Computer programs are terrible at telling you what they should be seeing but are not, which is why so many investors never clued in to the Madoff risks that many experienced professionals noticed.

When we do an asset search, we are always on the lookout for what doesn’t make sense. In the past three years, we’ve seen the following:

  • A man who claimed to put no money in any financial institution, yet whose computer showed a browsing history at two-dozen brokerages. You can keep your money out of banks, but still on deposit with Schwab or TD Ameritrade. Next step: 24 subpoenas to those brokers.
  • A divorcing husband’s loss-making entity that did no business (zero sales) yet persisted in paying one employee $75,000 a year. And, bank accounts showed the business paid plenty of taxes.

Both of these fit the common scenario in divorce: appearing to have fewer assets that you really have. In the first case, the husband hoped to get money out of his brokerage after the divorce was final. In the second, the company may have been in partnership with another company that was holding back the first company’s share of the profits until after the divorce. The second company could also have been owned by the husband or trusted friend or relative.

As with the Madoff fraud, a computer program did not point to either of the divorce cases above and spit out a “High Risk” or “Possible Asset Concealment” result. Instead, both findings were the product of hours of slow and careful research.

The next time you wonder why an asset search takes hours and not just the feeding of a few names and numbers into a database, remember: Databases tell you (sometimes) what’s there – not what isn’t.

Finding assets can be satisfying work, but frustration sometimes comes in realizing that a client’s lawyers haven’t been asking the right questions in their depositions.

We have written repeatedly that getting bank account information without a court order is illegal (other than discovering it on a shared computer or in records lying around). When we are looking for assets before a lawsuit has been filed, getting at bank records is a long shot, and what we look for are banks and brokerage accounts our clients’ lawyers can ask about when the time comes for discovery.

But how unfortunate it is when a client has been through discovery, or perhaps has a divorce agreement the former spouse is cheating on, and we find out that the lawyers never asked the right question.

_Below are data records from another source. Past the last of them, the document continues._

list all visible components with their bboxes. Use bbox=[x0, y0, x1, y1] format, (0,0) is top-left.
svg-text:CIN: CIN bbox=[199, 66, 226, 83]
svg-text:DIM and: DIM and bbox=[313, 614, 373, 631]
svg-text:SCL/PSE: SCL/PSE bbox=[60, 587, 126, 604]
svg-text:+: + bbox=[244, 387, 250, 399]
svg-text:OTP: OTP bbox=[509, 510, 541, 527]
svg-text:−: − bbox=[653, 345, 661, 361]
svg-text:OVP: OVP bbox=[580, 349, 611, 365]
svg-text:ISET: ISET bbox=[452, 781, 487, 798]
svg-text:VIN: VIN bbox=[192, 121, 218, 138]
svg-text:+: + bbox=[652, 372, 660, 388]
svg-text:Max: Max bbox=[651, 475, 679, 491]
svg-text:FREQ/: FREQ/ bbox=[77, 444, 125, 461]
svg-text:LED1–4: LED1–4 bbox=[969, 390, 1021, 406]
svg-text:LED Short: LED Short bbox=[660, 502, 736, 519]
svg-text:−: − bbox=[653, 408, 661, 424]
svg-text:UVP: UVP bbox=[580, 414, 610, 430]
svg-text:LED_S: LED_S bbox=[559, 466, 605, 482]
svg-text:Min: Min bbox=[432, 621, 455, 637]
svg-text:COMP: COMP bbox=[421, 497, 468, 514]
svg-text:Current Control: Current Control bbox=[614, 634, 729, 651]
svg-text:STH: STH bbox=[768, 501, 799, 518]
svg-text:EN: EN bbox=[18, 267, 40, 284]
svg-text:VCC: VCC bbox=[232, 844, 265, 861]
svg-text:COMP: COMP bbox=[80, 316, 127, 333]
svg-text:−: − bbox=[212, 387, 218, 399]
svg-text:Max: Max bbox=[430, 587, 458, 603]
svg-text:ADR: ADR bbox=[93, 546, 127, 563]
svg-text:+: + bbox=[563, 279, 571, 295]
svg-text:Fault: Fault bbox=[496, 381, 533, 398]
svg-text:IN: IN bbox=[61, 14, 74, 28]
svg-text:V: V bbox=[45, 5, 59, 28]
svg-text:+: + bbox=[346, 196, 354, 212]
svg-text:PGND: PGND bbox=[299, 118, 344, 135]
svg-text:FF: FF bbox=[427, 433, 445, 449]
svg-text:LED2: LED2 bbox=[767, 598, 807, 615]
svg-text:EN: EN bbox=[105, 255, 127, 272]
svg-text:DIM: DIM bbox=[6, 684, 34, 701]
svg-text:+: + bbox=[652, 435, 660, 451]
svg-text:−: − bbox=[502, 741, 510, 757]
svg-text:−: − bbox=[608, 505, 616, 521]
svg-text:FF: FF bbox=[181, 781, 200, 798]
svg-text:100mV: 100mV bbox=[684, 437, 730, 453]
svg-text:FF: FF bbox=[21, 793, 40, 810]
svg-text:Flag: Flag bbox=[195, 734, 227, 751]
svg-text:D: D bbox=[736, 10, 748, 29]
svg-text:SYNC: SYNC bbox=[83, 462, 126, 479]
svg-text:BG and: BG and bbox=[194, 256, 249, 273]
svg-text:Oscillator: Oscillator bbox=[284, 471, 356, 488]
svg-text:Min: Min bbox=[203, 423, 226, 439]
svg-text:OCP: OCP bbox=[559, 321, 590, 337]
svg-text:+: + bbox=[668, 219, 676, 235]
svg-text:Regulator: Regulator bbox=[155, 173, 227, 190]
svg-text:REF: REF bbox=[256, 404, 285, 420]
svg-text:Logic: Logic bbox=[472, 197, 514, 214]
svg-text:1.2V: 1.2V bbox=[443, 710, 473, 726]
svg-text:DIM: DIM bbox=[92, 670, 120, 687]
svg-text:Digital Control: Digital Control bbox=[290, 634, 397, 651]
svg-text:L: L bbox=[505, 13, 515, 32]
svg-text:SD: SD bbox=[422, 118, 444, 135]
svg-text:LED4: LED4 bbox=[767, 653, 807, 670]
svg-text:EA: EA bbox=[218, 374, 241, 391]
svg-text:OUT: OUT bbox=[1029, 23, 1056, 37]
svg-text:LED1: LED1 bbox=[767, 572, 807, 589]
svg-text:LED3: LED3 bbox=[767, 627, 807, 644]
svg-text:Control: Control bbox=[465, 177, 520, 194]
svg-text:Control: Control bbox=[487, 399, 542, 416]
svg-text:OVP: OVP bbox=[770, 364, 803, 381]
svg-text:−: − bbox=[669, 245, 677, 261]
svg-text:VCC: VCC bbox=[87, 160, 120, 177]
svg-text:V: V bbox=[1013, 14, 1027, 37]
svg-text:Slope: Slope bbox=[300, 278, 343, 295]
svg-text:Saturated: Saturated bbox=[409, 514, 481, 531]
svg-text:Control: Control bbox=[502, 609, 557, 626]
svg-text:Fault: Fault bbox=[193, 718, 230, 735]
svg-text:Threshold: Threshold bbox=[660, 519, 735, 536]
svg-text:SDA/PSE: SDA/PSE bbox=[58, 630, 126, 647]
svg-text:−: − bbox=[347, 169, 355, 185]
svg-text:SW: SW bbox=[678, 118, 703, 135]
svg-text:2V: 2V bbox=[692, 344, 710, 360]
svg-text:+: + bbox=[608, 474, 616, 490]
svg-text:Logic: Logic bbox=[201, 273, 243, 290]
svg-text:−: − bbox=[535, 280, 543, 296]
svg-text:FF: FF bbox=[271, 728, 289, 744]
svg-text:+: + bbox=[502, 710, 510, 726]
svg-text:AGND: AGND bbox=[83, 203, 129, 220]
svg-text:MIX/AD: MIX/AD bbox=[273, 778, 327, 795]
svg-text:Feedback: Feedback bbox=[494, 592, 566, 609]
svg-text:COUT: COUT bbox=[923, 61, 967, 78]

The right question involves not just what someone makes, but what a company may be paying a company that employs that person or that beneficially owned by that person. The right question might be: “we see that your Oklahoma company paid taxes in seven other states. Why? What activities has the company had there?”

Not long ago, a woman came to us and asked us to find out where her ex-husband is working. We found convincing evidence that he was still employed at the same company as he had been during the divorce. At the time, his boss had been deposed and told our client’s lawyer that the ex-husband was making a paltry amount of money.

This seemed unlikely given his title and his history of high compensation. When we looked at the deposition transcript, it turned out that the boss had never been asked about beneficial ownership of companies.

It can work this way: instead of paying Mr. Jones his full salary, it pays Mr. Jones a small amount of money so that Mr. Jones can look as if there’s not much money to go after. The real money goes to Alpha LLC, a company Mr. Jones controls. Alpha LLC may have an agreement with the company that it will supply Mr. Jones’ services, for instance.

Companies don’t care how they pay you as long as they account for all of their payments and withhold the right amount of taxes and other government payments. If they are public and Mr. Jones is a major executive, they may have to disclose the compensation arrangement in securities filings. But if they are private, they don’t have to tell you about those payments to Mr. Jones’ side companies, trusts, or other vehicles.

Unless of course they are under oath and you ask them.